The non-native Zostera japonica, once used as packing for imported Japanese oysters that were shipped to the United States from eastern Asia, was introduced to Washington State in the late 1950s (it was first observed in 1957) and has spread to estuaries in the Pacific Northwest from British Columbia to Southern Oregon. Called the dwarf eelgrass, it has a shorter and narrower blade than Z. marina and it grows at a higher elevation, above the 0.0 MLLW tide level, whereas Z. marina lives from a couple of feet above MLLW down to -30 feet. Dwarf eelgrass can be found on both sides of Netarts Bay in the mud and sand flats near its edges and on some of the high sand bars in the middle of the bay. In other Oregon estuaries, the two species of Zostera maintain their vertical separation, generally not mixing. The large, almost level tidal flats of Netarts Bay, however, allow the two eelgrasses to overlap, and Z. japonica can be found growing next to and sometimes intermingled with Z. marina (as shown in the picture).

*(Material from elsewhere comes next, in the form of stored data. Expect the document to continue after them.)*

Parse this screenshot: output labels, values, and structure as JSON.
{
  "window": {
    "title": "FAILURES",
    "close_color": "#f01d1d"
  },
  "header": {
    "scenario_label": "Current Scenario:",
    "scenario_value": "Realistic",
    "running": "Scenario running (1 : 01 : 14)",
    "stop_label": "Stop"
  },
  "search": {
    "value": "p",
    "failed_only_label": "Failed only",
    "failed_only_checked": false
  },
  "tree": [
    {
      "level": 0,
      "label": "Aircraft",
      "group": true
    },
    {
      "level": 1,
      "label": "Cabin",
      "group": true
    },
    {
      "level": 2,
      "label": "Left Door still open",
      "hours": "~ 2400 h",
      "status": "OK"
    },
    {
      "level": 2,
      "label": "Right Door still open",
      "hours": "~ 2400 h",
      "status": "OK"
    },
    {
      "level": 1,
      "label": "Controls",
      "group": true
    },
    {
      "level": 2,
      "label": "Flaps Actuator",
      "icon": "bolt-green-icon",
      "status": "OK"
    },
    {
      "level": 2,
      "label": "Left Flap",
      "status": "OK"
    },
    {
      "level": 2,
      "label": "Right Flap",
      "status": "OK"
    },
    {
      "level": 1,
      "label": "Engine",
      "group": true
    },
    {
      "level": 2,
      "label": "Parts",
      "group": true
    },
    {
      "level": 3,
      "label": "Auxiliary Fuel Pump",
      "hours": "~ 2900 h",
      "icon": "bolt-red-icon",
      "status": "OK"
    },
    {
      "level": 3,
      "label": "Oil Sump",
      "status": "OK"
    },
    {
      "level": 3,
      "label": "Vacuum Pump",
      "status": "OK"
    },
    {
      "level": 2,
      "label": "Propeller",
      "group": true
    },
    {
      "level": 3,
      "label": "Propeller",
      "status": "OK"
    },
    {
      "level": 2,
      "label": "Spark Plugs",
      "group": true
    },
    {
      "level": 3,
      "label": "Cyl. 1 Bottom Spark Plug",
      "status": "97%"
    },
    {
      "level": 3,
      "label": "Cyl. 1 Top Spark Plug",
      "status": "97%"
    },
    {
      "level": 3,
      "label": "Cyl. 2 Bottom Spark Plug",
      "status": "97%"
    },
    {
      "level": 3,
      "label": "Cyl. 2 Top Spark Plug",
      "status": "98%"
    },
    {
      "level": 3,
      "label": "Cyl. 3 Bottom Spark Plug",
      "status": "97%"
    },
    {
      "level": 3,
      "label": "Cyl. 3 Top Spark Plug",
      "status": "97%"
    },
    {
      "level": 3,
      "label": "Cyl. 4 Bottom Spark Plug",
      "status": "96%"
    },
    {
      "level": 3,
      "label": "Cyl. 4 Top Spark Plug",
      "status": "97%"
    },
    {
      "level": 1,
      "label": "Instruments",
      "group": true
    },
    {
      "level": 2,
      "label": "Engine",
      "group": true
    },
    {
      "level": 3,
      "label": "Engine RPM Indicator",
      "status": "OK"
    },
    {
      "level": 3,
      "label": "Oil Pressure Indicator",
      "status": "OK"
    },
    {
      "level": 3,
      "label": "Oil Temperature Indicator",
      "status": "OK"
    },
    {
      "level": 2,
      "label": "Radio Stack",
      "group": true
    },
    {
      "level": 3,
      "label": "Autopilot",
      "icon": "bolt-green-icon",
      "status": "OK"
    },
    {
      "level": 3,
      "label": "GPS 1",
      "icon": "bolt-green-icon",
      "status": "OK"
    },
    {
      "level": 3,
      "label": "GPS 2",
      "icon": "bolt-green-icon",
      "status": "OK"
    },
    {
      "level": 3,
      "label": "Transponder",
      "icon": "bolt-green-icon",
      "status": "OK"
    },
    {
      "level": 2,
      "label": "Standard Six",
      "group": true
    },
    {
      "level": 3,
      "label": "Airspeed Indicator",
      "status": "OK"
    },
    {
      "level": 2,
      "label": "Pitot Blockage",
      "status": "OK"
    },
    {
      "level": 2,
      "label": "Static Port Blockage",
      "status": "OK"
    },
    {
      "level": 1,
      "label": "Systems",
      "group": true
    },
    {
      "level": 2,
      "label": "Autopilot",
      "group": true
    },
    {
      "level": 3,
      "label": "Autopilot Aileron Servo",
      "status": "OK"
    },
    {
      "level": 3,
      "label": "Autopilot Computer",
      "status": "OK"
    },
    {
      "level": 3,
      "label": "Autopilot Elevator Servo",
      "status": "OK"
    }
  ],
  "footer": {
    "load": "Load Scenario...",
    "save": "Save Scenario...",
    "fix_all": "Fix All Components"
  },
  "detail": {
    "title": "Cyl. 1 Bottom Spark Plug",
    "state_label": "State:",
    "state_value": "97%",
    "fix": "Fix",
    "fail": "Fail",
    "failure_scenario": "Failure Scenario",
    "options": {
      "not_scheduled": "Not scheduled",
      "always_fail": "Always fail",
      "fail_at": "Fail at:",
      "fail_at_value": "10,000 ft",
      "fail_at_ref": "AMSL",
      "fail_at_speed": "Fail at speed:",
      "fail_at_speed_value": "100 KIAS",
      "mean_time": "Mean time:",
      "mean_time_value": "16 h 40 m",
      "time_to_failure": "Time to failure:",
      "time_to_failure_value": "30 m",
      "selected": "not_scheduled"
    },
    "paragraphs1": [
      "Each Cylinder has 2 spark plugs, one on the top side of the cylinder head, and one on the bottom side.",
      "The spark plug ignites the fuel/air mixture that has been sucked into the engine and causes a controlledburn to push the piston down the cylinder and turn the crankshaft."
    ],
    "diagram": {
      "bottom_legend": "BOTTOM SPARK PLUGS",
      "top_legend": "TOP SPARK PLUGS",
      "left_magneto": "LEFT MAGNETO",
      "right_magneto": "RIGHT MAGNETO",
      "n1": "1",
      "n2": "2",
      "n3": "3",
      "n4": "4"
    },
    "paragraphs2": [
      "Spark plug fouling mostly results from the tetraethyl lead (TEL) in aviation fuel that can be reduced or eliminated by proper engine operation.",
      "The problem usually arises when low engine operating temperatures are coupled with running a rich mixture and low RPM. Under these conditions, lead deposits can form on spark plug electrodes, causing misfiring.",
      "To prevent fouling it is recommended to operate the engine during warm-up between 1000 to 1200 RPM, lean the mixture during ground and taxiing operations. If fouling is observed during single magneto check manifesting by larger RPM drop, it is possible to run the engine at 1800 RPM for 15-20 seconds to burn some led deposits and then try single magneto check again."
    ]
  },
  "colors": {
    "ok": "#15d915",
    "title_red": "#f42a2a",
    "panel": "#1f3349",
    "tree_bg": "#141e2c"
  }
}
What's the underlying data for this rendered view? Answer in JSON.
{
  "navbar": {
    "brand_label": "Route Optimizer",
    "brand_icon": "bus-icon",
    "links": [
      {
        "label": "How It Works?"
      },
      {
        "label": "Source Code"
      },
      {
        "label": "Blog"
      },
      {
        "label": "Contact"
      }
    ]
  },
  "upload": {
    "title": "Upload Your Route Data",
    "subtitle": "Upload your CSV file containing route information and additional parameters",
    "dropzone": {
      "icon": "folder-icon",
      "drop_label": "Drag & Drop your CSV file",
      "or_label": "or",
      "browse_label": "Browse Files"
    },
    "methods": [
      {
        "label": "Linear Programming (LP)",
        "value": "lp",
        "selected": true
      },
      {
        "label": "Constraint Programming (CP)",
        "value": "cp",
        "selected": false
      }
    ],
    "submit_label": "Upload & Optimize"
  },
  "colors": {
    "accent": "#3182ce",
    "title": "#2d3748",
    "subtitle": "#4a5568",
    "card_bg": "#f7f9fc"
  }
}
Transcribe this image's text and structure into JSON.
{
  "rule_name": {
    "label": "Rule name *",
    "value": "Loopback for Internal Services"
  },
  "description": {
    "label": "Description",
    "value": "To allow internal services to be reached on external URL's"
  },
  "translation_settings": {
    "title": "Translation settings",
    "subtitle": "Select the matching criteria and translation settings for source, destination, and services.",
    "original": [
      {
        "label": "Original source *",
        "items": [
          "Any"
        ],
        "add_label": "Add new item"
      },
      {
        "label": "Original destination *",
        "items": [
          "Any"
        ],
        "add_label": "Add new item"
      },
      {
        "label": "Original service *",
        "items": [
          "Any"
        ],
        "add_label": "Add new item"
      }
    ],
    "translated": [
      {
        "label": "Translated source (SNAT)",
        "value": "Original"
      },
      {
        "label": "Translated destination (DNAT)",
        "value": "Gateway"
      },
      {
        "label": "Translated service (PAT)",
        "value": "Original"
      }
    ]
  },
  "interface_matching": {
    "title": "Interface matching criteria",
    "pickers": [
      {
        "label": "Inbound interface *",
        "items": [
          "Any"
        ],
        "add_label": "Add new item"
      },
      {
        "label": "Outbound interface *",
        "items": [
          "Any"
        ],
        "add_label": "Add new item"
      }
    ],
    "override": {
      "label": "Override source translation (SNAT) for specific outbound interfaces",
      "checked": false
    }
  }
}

Algal Symbionts in Sea Anemones

Though certainly not seaweeds, it is worth mentioning some symbiotic microalgae – zoochlorellae and zooanthellae - that are harbored in the epidermis and gut lining of certain sea anemones, especially Anthopleura xanthogrammica, the giant green anemone found in local tide pools and on the vertical faces of intertidal rocks. The zoochlorellae (family Chlorophyceae) are Chlorella-like algae that give this sea anemone much of its bright green color. The zooanthellae (in the family Dinophyceae) are actually dinoflagellates of the genus Symbiodinium and are cosymbionts. The presences of these algae are influenced by both temperature and light. They prefer cool, illuminated environments. Giant green anemones living in caves, such as Lost Boy Cave just north of Oceanside, lack zoochlorellae and appear pale and are without the rich green color of those living in sunlight.  Carbon-14 studies have shown that these symbionts provide its host with some food, but it is less than four percent of the anemone’s nutritional needs.
 

Vaucheria (Derbesia?) sp.
No Common Name
Alaska to southern California
Family Vaucheriaceae (Bryopsiaceae?)

This green, velvet-looking alga spreads across the mudflats of Netarts Bay. It is not grouped with the macroalgae. It is a member of the Xanthophyceae (yellow-green algae). It is filamentous and coenocytic, that is there are no cell walls between nuclei, and the filaments consist of long, hollow tubes. Growth takes place at their tips, and there are regions of the filaments that can serve as holdfasts. There are numerous species of Vaucheria that live in marine, freshwater, and terrestrial ecosystems. It reproduces asexually by fragmentation and sexually by eggs and sperm produced at specialized sites called, respectively, the oogonium and antheridium. The genus is named after Jean-Pierre-Etienne Vaucher, an early nineteenth century French botanist.